Wie erreicht man Beschäftigte ohne geschäftliche E-Mail-Adresse?

Über einen Kanal, den sie bereits nutzen: CHEQ stellt Unternehmensmitteilungen über Viber und eine native mobile App zu — ohne E-Mail und Intranet, aber mit Zustellbestätigung.

Müssen Mitarbeitende eine neue App installieren?

Nicht unbedingt: CHEQ funktioniert vollständig über Viber, das die meisten Beschäftigten bereits nutzen. Für Diensthandys steht außerdem die native iOS-/Android-App mit Push-Benachrichtigungen bereit.
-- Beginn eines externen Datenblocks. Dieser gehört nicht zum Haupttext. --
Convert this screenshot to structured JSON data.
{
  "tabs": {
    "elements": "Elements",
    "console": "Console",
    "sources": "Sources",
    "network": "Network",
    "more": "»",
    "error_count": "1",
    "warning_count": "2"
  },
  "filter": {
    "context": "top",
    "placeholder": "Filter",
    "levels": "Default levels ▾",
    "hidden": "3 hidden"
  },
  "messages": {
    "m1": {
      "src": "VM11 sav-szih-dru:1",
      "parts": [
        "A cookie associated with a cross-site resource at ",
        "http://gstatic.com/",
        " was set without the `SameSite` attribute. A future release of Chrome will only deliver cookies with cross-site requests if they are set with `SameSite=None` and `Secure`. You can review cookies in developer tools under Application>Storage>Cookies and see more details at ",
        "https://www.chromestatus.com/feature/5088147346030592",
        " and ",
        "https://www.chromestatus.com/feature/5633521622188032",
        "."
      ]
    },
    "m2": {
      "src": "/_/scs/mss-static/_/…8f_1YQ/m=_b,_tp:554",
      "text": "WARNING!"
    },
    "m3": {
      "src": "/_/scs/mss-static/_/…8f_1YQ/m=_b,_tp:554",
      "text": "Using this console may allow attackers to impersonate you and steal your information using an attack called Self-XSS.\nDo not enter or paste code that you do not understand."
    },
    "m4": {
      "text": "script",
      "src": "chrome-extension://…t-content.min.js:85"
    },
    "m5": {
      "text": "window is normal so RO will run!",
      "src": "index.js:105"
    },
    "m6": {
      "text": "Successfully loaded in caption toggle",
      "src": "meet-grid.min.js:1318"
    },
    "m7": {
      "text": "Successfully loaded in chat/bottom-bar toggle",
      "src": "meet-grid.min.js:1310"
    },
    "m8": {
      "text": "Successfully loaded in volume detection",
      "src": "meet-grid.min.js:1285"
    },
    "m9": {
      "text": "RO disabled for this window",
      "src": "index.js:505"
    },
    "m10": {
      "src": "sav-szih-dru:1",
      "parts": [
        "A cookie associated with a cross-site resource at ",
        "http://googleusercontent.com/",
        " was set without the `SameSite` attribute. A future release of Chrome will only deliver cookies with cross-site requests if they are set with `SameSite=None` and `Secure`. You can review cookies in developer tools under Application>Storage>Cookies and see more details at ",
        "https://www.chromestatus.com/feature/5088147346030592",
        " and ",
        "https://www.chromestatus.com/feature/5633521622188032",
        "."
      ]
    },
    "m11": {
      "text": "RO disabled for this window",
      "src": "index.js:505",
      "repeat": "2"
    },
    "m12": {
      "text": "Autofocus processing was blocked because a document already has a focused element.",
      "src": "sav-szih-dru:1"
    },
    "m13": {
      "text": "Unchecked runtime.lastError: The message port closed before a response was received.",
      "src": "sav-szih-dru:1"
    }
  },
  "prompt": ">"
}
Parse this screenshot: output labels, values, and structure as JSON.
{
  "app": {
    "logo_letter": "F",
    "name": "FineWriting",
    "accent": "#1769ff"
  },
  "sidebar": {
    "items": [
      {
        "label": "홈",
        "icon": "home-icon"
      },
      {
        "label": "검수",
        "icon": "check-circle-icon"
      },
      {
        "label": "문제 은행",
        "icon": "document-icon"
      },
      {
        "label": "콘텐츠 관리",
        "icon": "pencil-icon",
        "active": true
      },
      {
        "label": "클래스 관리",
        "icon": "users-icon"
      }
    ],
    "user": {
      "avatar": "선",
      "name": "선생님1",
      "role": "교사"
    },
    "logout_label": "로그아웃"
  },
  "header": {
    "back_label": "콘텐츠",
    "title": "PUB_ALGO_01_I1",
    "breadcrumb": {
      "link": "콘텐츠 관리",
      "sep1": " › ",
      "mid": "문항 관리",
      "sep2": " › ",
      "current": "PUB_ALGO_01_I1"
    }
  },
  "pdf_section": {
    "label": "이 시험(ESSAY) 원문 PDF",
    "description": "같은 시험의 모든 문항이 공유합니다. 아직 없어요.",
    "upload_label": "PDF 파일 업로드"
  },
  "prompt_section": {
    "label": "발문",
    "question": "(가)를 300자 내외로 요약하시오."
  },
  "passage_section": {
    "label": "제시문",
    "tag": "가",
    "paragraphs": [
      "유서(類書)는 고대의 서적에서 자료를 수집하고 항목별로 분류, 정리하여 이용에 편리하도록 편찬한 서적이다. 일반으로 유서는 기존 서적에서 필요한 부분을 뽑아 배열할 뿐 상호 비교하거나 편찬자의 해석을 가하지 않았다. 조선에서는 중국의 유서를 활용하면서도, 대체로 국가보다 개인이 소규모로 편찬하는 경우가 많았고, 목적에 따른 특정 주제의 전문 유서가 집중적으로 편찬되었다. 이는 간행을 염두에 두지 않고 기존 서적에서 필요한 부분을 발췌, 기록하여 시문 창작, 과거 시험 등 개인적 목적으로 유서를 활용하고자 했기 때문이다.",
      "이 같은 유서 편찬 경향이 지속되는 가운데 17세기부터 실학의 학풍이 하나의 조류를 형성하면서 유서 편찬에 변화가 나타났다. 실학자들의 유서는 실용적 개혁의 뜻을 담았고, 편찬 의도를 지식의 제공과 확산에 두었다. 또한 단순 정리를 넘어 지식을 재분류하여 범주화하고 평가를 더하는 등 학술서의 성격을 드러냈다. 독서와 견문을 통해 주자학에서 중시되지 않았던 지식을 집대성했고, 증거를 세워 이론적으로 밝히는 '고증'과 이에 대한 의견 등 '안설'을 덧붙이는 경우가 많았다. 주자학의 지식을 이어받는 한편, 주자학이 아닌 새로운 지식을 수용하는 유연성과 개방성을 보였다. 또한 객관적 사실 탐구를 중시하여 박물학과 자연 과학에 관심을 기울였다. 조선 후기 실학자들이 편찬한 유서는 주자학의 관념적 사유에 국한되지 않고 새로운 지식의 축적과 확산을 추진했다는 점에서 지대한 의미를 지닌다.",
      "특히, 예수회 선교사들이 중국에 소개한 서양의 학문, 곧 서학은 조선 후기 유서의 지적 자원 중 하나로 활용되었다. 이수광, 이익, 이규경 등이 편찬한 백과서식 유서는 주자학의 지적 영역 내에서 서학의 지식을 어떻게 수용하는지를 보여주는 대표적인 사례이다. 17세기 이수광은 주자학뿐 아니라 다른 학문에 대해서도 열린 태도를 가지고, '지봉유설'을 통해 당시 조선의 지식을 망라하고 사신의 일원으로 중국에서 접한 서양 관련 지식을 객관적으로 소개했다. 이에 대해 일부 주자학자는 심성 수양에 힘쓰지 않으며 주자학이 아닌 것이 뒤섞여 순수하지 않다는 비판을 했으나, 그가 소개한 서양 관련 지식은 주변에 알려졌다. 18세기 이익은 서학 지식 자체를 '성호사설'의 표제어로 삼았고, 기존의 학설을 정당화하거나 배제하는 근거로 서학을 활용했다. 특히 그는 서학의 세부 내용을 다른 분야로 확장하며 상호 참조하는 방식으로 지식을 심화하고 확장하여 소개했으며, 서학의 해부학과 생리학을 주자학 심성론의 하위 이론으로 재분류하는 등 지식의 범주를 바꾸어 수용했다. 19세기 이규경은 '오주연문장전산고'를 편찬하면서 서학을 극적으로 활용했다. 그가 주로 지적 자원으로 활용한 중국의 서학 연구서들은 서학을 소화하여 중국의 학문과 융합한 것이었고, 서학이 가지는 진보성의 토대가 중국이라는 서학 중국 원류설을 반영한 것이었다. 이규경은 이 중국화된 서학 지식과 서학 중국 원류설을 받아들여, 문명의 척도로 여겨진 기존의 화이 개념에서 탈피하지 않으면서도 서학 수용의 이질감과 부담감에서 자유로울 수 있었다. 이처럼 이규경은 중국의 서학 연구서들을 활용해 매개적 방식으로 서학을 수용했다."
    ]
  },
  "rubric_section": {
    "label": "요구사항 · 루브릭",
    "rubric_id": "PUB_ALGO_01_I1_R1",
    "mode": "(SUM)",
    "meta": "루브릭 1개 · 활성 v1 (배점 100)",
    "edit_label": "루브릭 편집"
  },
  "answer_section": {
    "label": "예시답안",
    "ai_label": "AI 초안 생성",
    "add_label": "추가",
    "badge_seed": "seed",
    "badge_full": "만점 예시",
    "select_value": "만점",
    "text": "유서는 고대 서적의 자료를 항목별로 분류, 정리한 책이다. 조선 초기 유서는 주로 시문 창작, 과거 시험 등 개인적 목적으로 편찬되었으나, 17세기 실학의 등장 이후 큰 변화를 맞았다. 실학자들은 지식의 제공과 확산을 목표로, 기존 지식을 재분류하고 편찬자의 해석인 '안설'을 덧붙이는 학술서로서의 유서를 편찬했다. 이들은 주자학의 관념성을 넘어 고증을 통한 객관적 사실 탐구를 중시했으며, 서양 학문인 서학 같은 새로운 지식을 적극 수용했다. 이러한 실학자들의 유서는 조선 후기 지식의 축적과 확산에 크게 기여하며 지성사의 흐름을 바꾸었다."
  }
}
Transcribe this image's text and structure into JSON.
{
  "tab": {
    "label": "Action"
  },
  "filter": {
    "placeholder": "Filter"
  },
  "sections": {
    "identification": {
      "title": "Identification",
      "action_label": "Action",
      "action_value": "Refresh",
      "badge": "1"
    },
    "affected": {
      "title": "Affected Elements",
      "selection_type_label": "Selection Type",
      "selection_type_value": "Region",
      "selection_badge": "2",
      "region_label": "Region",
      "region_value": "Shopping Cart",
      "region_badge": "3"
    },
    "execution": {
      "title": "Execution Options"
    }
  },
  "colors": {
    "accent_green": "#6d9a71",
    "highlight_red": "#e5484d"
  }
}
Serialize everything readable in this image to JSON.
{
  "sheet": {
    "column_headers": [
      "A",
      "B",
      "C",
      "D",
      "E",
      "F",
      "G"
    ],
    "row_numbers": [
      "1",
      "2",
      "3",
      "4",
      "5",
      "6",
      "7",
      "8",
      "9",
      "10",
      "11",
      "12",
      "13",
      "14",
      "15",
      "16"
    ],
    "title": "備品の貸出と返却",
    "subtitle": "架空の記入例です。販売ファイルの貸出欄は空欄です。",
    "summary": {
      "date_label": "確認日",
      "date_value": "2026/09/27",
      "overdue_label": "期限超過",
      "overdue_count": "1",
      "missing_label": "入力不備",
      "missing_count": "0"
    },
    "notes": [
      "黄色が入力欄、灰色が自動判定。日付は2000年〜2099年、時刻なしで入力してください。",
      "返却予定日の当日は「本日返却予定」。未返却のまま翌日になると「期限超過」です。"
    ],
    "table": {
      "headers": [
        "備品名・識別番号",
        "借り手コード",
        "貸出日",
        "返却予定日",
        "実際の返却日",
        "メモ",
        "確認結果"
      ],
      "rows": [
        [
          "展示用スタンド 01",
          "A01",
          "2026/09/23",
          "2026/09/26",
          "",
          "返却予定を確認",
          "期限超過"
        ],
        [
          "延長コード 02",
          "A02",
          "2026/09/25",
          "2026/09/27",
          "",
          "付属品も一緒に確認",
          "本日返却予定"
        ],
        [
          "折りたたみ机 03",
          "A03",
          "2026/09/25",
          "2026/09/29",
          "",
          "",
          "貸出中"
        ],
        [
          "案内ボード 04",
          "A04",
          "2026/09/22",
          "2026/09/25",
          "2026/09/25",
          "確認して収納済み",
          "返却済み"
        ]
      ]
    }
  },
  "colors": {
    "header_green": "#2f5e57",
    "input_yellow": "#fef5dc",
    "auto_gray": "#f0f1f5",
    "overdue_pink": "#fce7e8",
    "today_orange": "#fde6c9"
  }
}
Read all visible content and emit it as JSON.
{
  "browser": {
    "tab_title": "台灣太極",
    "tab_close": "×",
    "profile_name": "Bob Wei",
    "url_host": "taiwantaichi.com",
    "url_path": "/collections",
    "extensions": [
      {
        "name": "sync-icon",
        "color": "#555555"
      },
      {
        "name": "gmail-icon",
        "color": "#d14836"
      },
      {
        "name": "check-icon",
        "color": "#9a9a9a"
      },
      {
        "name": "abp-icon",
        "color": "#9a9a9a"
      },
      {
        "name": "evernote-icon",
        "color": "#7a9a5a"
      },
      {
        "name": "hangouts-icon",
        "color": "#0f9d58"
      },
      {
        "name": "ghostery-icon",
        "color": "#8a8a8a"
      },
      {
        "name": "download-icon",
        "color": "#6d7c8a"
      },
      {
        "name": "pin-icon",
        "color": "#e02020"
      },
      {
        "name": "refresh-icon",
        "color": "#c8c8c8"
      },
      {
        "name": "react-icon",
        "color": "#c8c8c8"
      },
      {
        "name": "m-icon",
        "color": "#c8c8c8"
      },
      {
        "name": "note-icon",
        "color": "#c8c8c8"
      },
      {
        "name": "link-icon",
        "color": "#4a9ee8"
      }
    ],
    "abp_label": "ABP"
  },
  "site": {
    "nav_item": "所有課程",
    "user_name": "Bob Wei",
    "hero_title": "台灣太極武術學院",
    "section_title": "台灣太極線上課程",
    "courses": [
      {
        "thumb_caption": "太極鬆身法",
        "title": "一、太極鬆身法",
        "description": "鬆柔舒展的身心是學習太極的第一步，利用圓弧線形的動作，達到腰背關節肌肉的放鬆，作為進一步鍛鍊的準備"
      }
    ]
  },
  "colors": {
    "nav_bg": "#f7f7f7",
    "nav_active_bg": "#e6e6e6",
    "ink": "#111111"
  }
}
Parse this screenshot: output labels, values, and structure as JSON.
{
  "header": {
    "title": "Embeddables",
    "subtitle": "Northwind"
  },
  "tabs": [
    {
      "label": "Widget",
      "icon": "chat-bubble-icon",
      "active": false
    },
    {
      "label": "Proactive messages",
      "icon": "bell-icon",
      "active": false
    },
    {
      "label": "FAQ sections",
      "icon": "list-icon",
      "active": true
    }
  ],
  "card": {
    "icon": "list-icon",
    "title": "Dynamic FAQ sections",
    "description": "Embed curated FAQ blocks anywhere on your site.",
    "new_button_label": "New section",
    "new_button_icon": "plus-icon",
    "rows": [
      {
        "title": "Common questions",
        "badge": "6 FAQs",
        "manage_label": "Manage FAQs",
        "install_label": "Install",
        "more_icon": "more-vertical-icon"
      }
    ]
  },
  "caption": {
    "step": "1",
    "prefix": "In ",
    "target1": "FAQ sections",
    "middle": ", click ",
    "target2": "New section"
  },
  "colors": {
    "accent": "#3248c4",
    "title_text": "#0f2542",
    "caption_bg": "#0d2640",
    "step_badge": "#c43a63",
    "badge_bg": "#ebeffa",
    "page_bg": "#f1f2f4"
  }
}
Wie lange dauert die Einführung von CHEQ?

In der Regel einen Monat oder weniger — CHEQ baut auf bestehender Infrastruktur auf, daher ist kein IT-Projekt nötig. Nach unserer Erfahrung amortisiert sich die Investition innerhalb von sechs Monaten.

Wie lässt sich die Wirksamkeit interner Kommunikation messen?

Mit Zustell- und Öffnungsraten, Teilnahmequoten an Pulsbefragungen und Lösungszeiten von Support-Tickets. CHEQ zeigt all diese Werte je Mitteilung in Live-Analysen.

Worin unterscheiden sich eine Viber-basierte und eine native Einführung?

Beim Start über Viber erhalten Mitarbeitende Unternehmensnachrichten in einer App, die sie bereits haben — ohne Einstiegshürde. Die native CHEQ-App ergänzt Push-Benachrichtigungen, stärkere Unternehmenskontrolle und das eigene Branding. Beides lässt sich kombinieren: Für jede Gruppe kann der passende Kanal gewählt werden.

Was ist mit Beschäftigten ohne Smartphone?

In der Praxis ist das ein kleiner Teil der Belegschaft; für ihn bleiben Informationen über Vorgesetzte und Papier bestehen. Der digitale Kanal verbessert die Reichweite dennoch deutlich — und die Reichweitenanalyse zeigt genau, wen eine Nachricht nicht erreicht hat, damit ihr gezielt nachfassen könnt.